Mental health disorders that may result from abuse and neglect include:

  • Anxiety.
  • Depression.
  • Borderline personality disorder. A person with this mental health condition may have trouble controlling his or her anger and impulses, often has problems with unstable or intense relationships, may have a low sense of self-worth, and may feel frantic anxiety about being abandoned.
  • Post-traumatic stress disorder.
  • Suicide or suicidal thoughts.
  • Dissociation. This is an unconscious attempt at self-protection against an overwhelming and traumatic experience. The mind separates itself from an event or the environment, such as blocking out the memory, so it can maintain some degree of order and sense.
  • Eating disorders, such as severely limiting calories (anorexia) resulting in unhealthy weight loss.

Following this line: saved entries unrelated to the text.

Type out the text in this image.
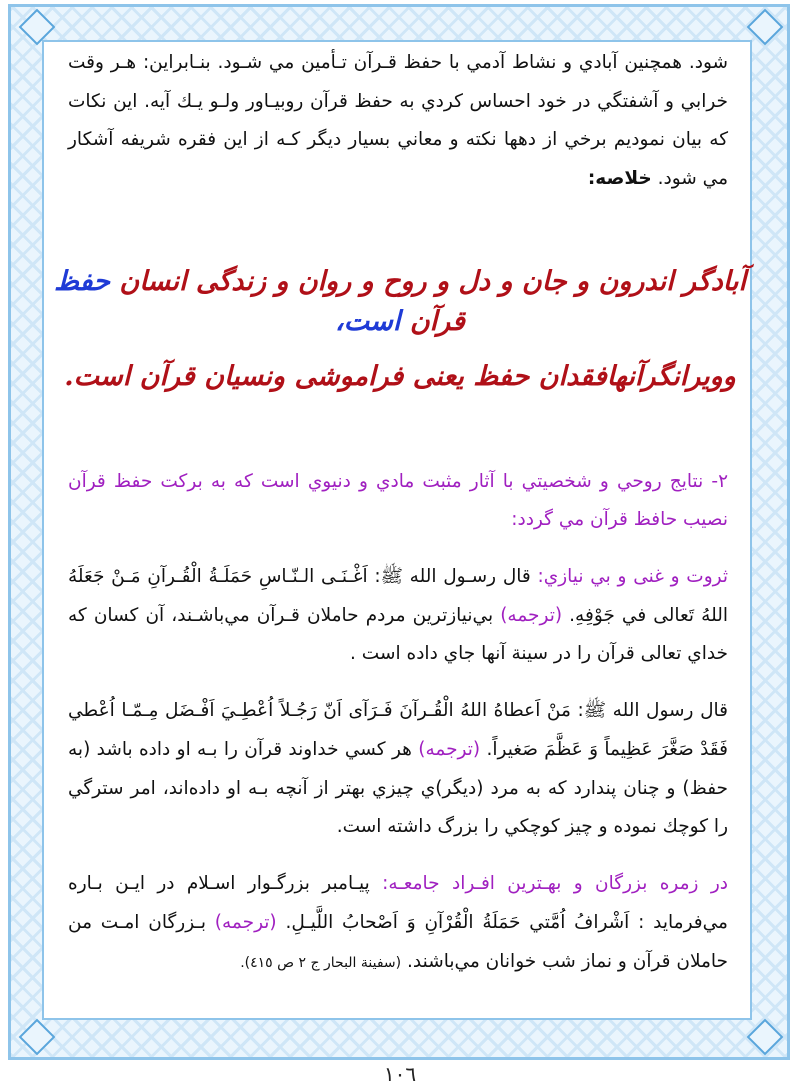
شود. همچنين آبادي و نشاط آدمي با حفظ قـرآن تـأمين مي شـود. بنـابراين: هـر وقت خرابي و آشفتگي در خود احساس كردي به حفظ قرآن روبيـاور ولـو يـك آيه. اين نكات كه بيان نموديم برخي از دهها نكته و معاني بسيار ديگر كـه از اين فقره شريفه آشكار مي شود. خلاصه:

آبادگر اندرون و جان و دل و روح و روان و زندگی انسان حفظ قرآن است،
وویرانگرآنهافقدان حفظ یعنی فراموشی ونسیان قرآن است.

٢- نتايج روحي و شخصيتي با آثار مثبت مادي و دنيوي است كه به بركت حفظ قرآن نصيب حافظ قرآن مي گردد:

ثروت و غنى و بي نيازي: قال رسـول الله ﷺ: اَغْـنَـى الـنّـاسِ حَمَلَـةُ الْقُـرآنِ مَـنْ جَعَلَهُ اللهُ تَعالى في جَوْفِهِ. (ترجمه) بي‌نيازترين مردم حاملان قـرآن مي‌باشـند، آن كسان كه خداي تعالى قرآن را در سينة آنها جاي داده است .

قال رسول الله ﷺ: مَنْ اَعطاهُ اللهُ الْقُـرآنَ فَـرَآى اَنّ رَجُـلاً اُعْطِـيَ اَفْـضَل مِـمّـا اُعْطي فَقَدْ صَغَّرَ عَظِيماً وَ عَظَّمَ صَغيراً. (ترجمه) هر كسي خداوند قرآن را بـه او داده باشد (به حفظ) و چنان پندارد كه به مرد (ديگر)ي چيزي بهتر از آنچه بـه او داده‌اند، امر سترگي را كوچك نموده و چيز كوچكي را بزرگ داشته است.

در زمره بزرگان و بهـترين افـراد جامعـه: پيـامبر بزرگـوار اسـلام در ايـن بـاره مي‌فرمايد : اَشْرافُ اُمَّتي حَمَلَةُ الْقُرْآنِ وَ اَصْحابُ اللَّيـلِ. (ترجمه) بـزرگان امـت من حاملان قرآن و نماز شب خوانان مي‌باشند. (سفينة البحار ج ٢ ص ٤١٥).

١٠٦
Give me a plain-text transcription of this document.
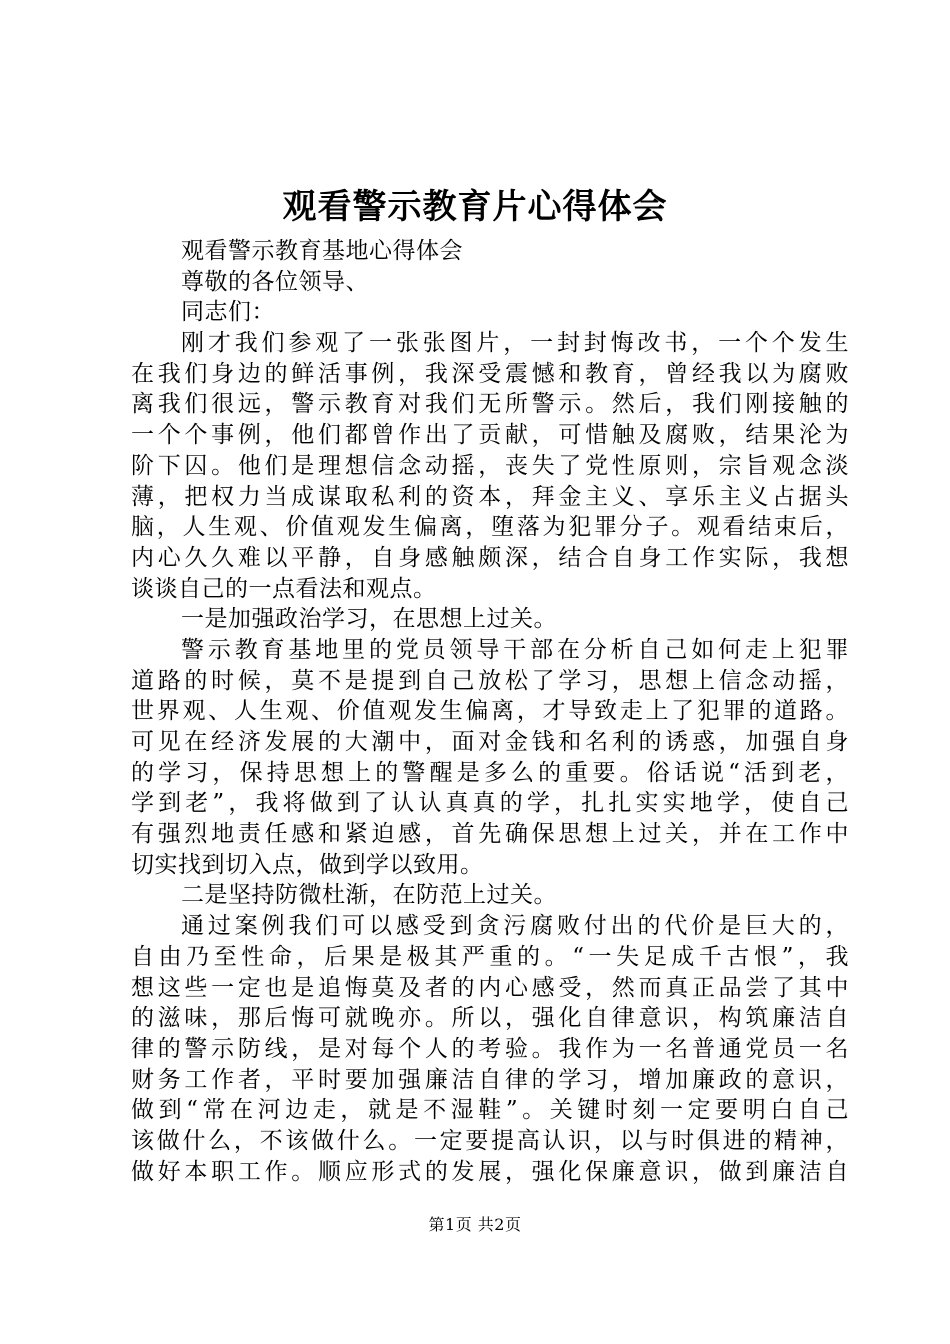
观看警示教育片心得体会
观看警示教育基地心得体会
尊敬的各位领导、
同志们：
刚才我们参观了一张张图片，一封封悔改书，一个个发生
在我们身边的鲜活事例，我深受震憾和教育，曾经我以为腐败
离我们很远，警示教育对我们无所警示。然后，我们刚接触的
一个个事例，他们都曾作出了贡献，可惜触及腐败，结果沦为
阶下囚。他们是理想信念动摇，丧失了党性原则，宗旨观念淡
薄，把权力当成谋取私利的资本，拜金主义、享乐主义占据头
脑，人生观、价值观发生偏离，堕落为犯罪分子。观看结束后，
内心久久难以平静，自身感触颇深，结合自身工作实际，我想
谈谈自己的一点看法和观点。
一是加强政治学习，在思想上过关。
警示教育基地里的党员领导干部在分析自己如何走上犯罪
道路的时候，莫不是提到自己放松了学习，思想上信念动摇，
世界观、人生观、价值观发生偏离，才导致走上了犯罪的道路。
可见在经济发展的大潮中，面对金钱和名利的诱惑，加强自身
的学习，保持思想上的警醒是多么的重要。俗话说“活到老，
学到老”，我将做到了认认真真的学，扎扎实实地学，使自己
有强烈地责任感和紧迫感，首先确保思想上过关，并在工作中
切实找到切入点，做到学以致用。
二是坚持防微杜渐，在防范上过关。
通过案例我们可以感受到贪污腐败付出的代价是巨大的，
自由乃至性命，后果是极其严重的。“一失足成千古恨”，我
想这些一定也是追悔莫及者的内心感受，然而真正品尝了其中
的滋味，那后悔可就晚亦。所以，强化自律意识，构筑廉洁自
律的警示防线，是对每个人的考验。我作为一名普通党员一名
财务工作者，平时要加强廉洁自律的学习，增加廉政的意识，
做到“常在河边走，就是不湿鞋”。关键时刻一定要明白自己
该做什么，不该做什么。一定要提高认识，以与时俱进的精神，
做好本职工作。顺应形式的发展，强化保廉意识，做到廉洁自
第1页 共2页
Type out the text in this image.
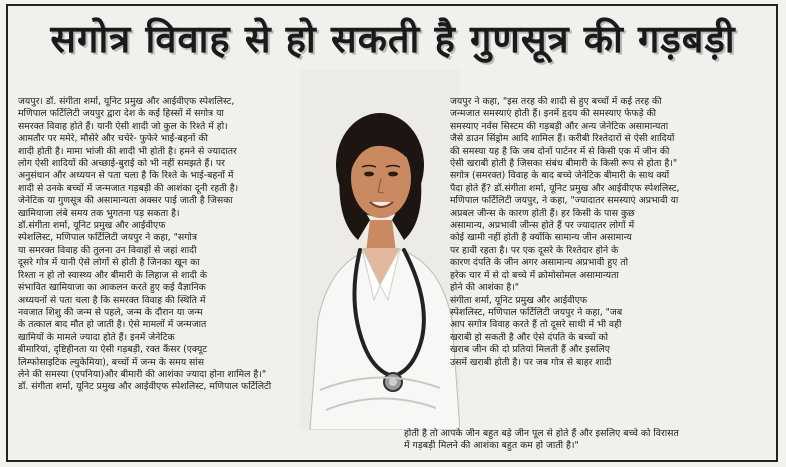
सगोत्र विवाह से हो सकती है गुणसूत्र की गड़बड़ी

जयपुर। डॉ. संगीता शर्मा, यूनिट प्रमुख और आईवीएफ स्पेशलिस्ट,

मणिपाल फर्टिलिटी जयपुर द्वारा देश के कई हिस्सों में सगोत्र या

समरक्त विवाह होते हैं। यानी ऐसी शादी जो कुल के रिश्ते में हो।

आमतौर पर ममेरे, मौसेरे और चचेरे- फुफेरे भाई-बहनों की

शादी होती है। मामा भांजी की शादी भी होती है। हमने से ज्यादातर

लोग ऐसी शादियों की अच्छाई-बुराई को भी नहीं समझते हैं। पर

अनुसंधान और अध्ययन से पता चला है कि रिश्ते के भाई-बहनों में

शादी से उनके बच्चों में जन्मजात गड़बड़ी की आशंका दूनी रहती है।

जेनेटिक या गुणसूत्र की असामान्यता अक्सर पाई जाती है जिसका

खामियाजा लंबे समय तक भुगतना पड़ सकता है।

डॉ.संगीता शर्मा, यूनिट प्रमुख और आईवीएफ

स्पेशलिस्ट, मणिपाल फर्टिलिटी जयपुर ने कहा, "सगोत्र

या समरक्त विवाह की तुलना उन विवाहों से जहां शादी

दूसरे गोत्र में यानी ऐसे लोगों से होती है जिनका खून का

रिश्ता न हो तो स्वास्थ्य और बीमारी के लिहाज से शादी के

संभावित खामियाजा का आकलन करते हुए कई वैज्ञानिक

अध्ययनों से पता चला है कि समरक्त विवाह की स्थिति में

नवजात शिशु की जन्म से पहले, जन्म के दौरान या जन्म

के तत्काल बाद मौत हो जाती है। ऐसे मामलों में जन्मजात

खामियों के मामले ज्यादा होते हैं। इनमें जेनेटिक

बीमारियां, दृष्टिहीनता या ऐसी गड़बड़ी, रक्त कैंसर (एक्यूट

लिम्फोसाइटिक ल्युकेमिया), बच्चों में जन्म के समय सांस

लेने की समस्या (एपनिया)और बीमारी की आशंका ज्यादा होना शामिल है।"

डॉ. संगीता शर्मा, यूनिट प्रमुख और आईवीएफ स्पेशलिस्ट, मणिपाल फर्टिलिटी

जयपुर ने कहा, "इस तरह की शादी से हुए बच्चों में कई तरह की

जन्मजात समस्याएं होती हैं। इनमें हृदय की समस्याए फेफड़े की

समस्याए नर्वस सिस्टम की गड़बड़ी और अन्य जेनेटिक असामान्यता

जैसे डाउन सिंड्रोम आदि शामिल हैं। करीबी रिश्तेदारों से ऐसी शादियों

की समस्या यह है कि जब दोनों पार्टनर में से किसी एक में जीन की

ऐसी खराबी होती है जिसका संबंध बीमारी के किसी रूप से होता है।"

सगोत्र (समरक्त) विवाह के बाद बच्चे जेनेटिक बीमारी के साथ क्यों

पैदा होते हैं? डॉ.संगीता शर्मा, यूनिट प्रमुख और आईवीएफ स्पेशलिस्ट,

मणिपाल फर्टिलिटी जयपुर, ने कहा, "ज्यादातर समस्याएं अप्रभावी या

अप्रबल जीन्स के कारण होती हैं। हर किसी के पास कुछ

असामान्य, अप्रभावी जीन्स होते हैं पर ज्यादातर लोगों में

कोई खामी नहीं होती है क्योंकि सामान्य जीन असामान्य

पर हावी रहता है। पर एक दूसरे के रिश्तेदार होने के

कारण दंपति के जीन अगर असामान्य अप्रभावी हुए तो

हरेक चार में से दो बच्चे में क्रोमोसोमल असामान्यता

होने की आशंका है।"

संगीता शर्मा, यूनिट प्रमुख और आईवीएफ

स्पेशलिस्ट, मणिपाल फर्टिलिटी जयपुर ने कहा, "जब

आप सगोत्र विवाह करते हैं तो दूसरे साथी में भी वही

खराबी हो सकती है और ऐसे दंपति के बच्चों को

खराब जीन की दो प्रतियां मिलती हैं और इसलिए

उसमें खराबी होती है। पर जब गोत्र से बाहर शादी

होती है तो आपके जीन बहुत बड़े जीन पूल से होते हैं और इसलिए बच्चे को विरासत

में गड़बड़ी मिलने की आशंका बहुत कम हो जाती है।"
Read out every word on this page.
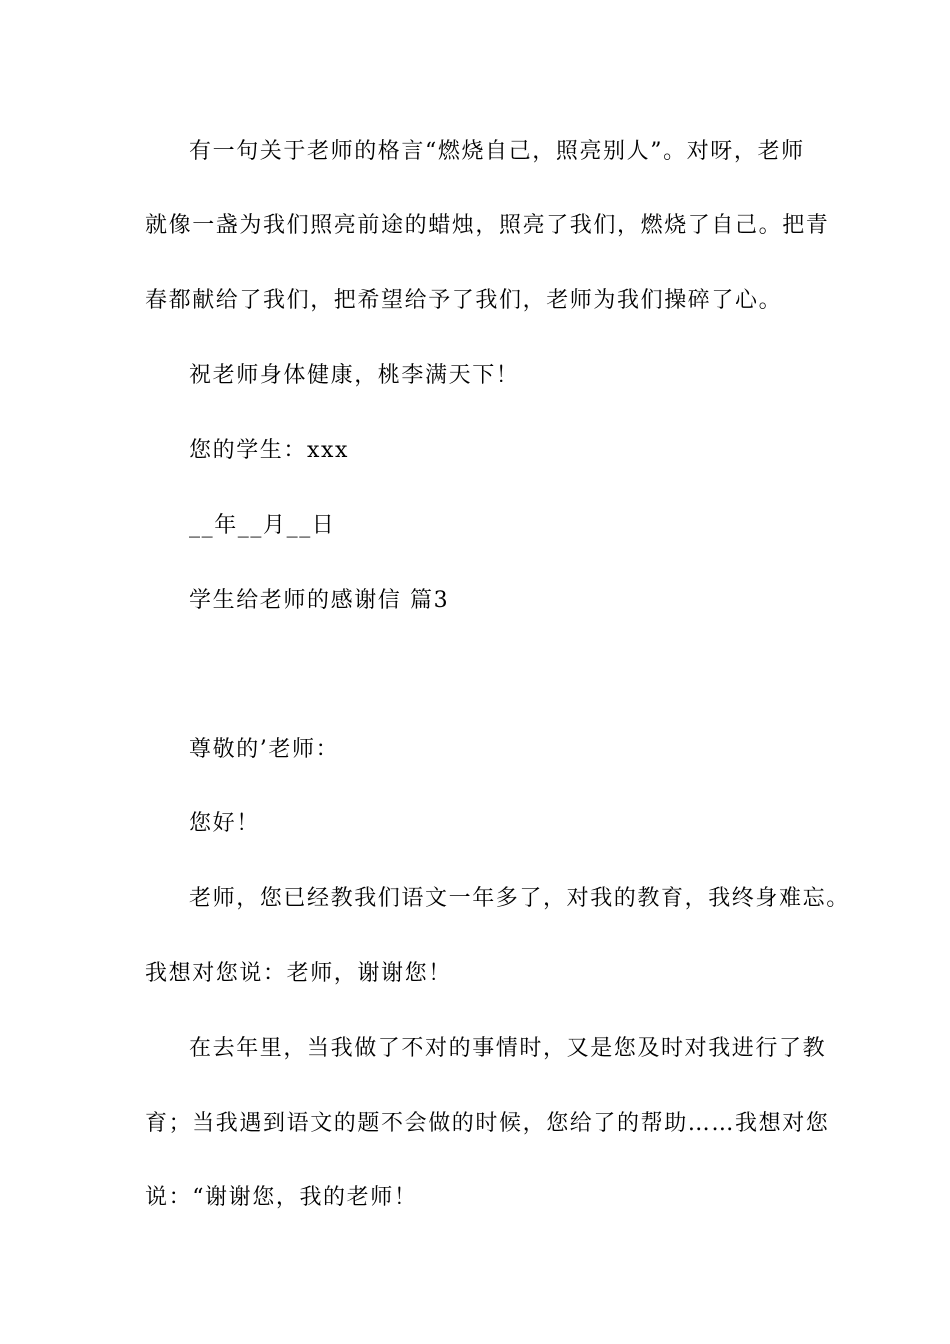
有一句关于老师的格言“燃烧自己，照亮别人”。对呀，老师
就像一盏为我们照亮前途的蜡烛，照亮了我们，燃烧了自己。把青
春都献给了我们，把希望给予了我们，老师为我们操碎了心。
祝老师身体健康，桃李满天下！
您的学生：xxx
__年__月__日
学生给老师的感谢信 篇3
尊敬的’老师：
您好！
老师，您已经教我们语文一年多了，对我的教育，我终身难忘。
我想对您说：老师，谢谢您！
在去年里，当我做了不对的事情时，又是您及时对我进行了教
育；当我遇到语文的题不会做的时候，您给了的帮助……我想对您
说：“谢谢您，我的老师！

Other emotional effects include:

  • Low self-esteem, which is a person's core belief about himself or herself. Children cannot process or understand what has happened to them. They often unconsciously blame themselves and grow up with a poor self-image, which affects their relationships with others.
  • Anger, hostility, defiance, antisocial tendencies, or criminal behavior.
  • Negativity. A person with a history of abuse or neglect may have trouble adjusting to normal struggles.
  • Substance abuse, such as using illegal drugs or drinking alcohol excessively.
  • Emotional detachment. A person may have problems bonding, socializing, and developing friendships. This can result in isolation and a failure to learn and develop sympathy, empathy, and other important emotion-based concepts.
  • Impulsiveness. The person fails to think and consider consequences before acting. Often this results in reckless, risky, or antisocial activities, such as driving dangerously.
  • Issues with sexuality. Abused or neglected children, especially those who are sexually abused, often have problems developing a healthy sexuality as they reach adolescence and adulthood. Some may be sexually promiscuous, and others may be fearful and unwilling to risk any intimacy.